Mac integrates seamlessly with the iPhone, iPad, Apple Watch, and AirPods. iMessage, AirDrop, Continuity, Universal Clipboard, Sidecar — most of it works automatically and stops at the Apple boundary.

PC integrates well with Microsoft's ecosystem (OneDrive, Office, Teams, Xbox), with Android phones via apps like Phone Link, and with a much wider range of peripherals. Cross-vendor integration is strong but rarely as silent as Apple's within its own family.

5. Price

Mac starts above the price floor of the PC market. Apple does not compete in the cheap laptop segment; even refurbished Macs hold their value comparatively well.

PC includes everything from £200 starter laptops to high-end workstations.

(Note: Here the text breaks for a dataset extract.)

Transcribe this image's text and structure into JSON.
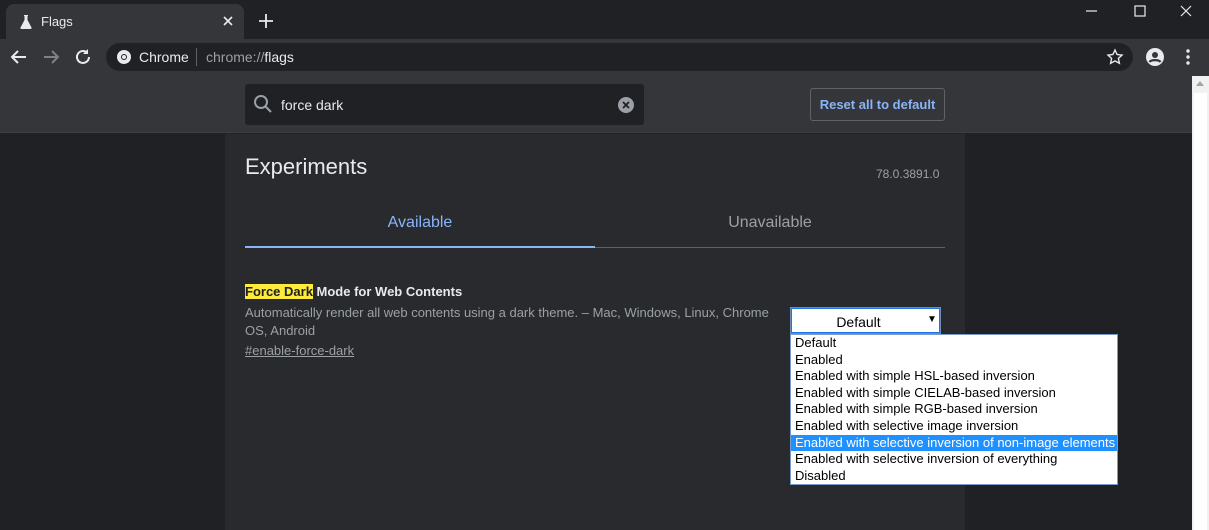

For tight budgets and bulk purchasing, PCs win on raw price-per-spec.

6. Default user experience

macOS tends to feel consistent because Apple controls both hardware and software. Updates land on every Mac at once.

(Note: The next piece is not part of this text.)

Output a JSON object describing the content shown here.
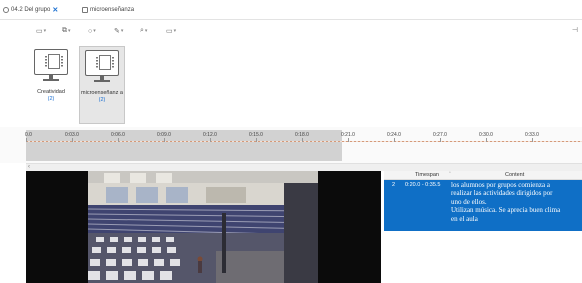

Windows is consistent across machines too, but the surrounding hardware varies enormously, which means the day-to-day experience depends a lot on which specific PC you bought.

When to Choose Each

Choose Mac if:

  • You're already in the Apple ecosystem (iPhone, iPad, Watch).
  • You do creative work where macOS-first apps are central (video, music, design).
  • You value a tightly integrated experience and predictable support over hardware flexibility.
  • You're happy to pay more upfront for build quality and longer software support.

Choose PC if:

  • You want the widest range of hardware and prices.
  • You game seriously, especially on AAA titles or competitive multiplayer.
  • You run business or industry software that's Windows-only.
  • You want to upgrade or repair the machine yourself over time.
  • You're shopping with a tight budget.

Worked example

A graphic designer who uses an iPhone and an iPad ends up productive on a Mac almost without configuration — files move between devices, the same accounts work everywhere, and the tools she uses ship for macOS first. A finance analyst running Excel macros on a corporate domain joins via Windows because that's where Excel, the VPN client, and her line-of-business apps were built to run. Same person, different work, different machine.

Common Mistakes

  • "Macs don't get viruses." Less malware targets macOS than Windows, but it isn't immune. Phishing, supply-chain attacks, and account takeovers affect both.
  • "PCs are cheaper for what you get." True at most price points, but at the very high end (workstations with calibrated displays and integrated audio) the comparison narrows significantly.
  • "You can't run Windows on a Mac." You can, with virtualisation tools like Parallels or via cloud Windows desktops. Native Boot Camp ended on Apple Silicon, but virtualisation handles most needs.
  • "PC means Windows." A PC is any personal computer. Most ship with Windows; many run Linux or ChromeOS perfectly well.